Indemnitaire : l’inégalité de traitement institutionnalisée à la DGFiP !

Publié le 21/04/2016

A l’issue du GT Indemnitaire du 5 avril 2016, le constat est sans ambiguïté : la DGFiP sort désormais de sa double logique de transposition et d’harmonisation, énoncée en principe de base, pour aller sur une logique d’actualisation à la baisse. 

La CFDT dénonce avec la plus grande fermeté cette nouvelle orientation.

L’évolution des métiers de la publicité foncière et du transfert de la mission d’enregistrement est l’occasion pour la DG d’afficher une baisse du régime indemnitaire Service de Publicité Foncière (SPF) au motif également de la simplification des tâches et de la dématérialisation. 

Cela augure-t-il de nouvelles baisses concernant d’autres régimes, voire d’une remise en cause du niveau général du régime indemnitaire de la DGFiP ? 

Toujours est-il que nous assistons dans un premier temps à un début de remise en question du volet sujétions de l’ACF.
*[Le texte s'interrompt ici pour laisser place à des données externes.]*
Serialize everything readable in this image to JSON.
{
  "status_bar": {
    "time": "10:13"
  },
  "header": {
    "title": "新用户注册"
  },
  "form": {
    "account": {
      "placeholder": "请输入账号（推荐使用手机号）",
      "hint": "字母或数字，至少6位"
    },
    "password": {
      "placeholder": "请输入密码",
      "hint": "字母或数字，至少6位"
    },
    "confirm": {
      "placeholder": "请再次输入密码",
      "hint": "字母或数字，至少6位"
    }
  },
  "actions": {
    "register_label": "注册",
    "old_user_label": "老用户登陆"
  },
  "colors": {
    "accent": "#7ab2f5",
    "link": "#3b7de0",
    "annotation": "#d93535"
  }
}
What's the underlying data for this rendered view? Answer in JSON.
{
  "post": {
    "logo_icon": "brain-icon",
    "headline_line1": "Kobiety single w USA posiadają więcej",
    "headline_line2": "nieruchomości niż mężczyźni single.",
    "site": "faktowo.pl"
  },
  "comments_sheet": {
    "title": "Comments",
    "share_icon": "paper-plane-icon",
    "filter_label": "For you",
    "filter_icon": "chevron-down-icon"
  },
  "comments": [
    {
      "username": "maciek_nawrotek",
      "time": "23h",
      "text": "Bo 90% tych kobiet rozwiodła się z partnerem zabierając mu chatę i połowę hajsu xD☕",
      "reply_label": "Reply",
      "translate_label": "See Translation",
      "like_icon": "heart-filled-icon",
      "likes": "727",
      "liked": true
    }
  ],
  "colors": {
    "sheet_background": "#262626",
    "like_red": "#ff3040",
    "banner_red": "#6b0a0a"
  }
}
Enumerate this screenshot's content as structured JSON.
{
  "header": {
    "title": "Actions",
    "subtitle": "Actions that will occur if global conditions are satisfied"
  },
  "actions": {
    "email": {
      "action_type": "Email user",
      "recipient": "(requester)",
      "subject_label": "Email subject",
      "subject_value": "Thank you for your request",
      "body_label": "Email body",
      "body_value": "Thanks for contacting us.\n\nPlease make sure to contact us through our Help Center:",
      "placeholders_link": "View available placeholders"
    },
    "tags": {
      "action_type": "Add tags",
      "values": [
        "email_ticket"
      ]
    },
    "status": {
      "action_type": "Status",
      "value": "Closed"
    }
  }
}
L’absence de transparence dans l’utilisation de l’enveloppe indemnitaire ne nous permet pas de comprendre une éventuelle logique redistributive pour tenir compte, par exemple, de nouvelles contraintes ou de spécificités insuffisamment valorisées de certains métiers. (Citons, par exemple, les centres de contact, pour lesquels la CFDT demande l’harmonisation du régime sur celui des Centres Impôts Service (CIS), citons la valorisation de la fonction d’accueil, les contraintes de certaines brigades de vérification etc..). 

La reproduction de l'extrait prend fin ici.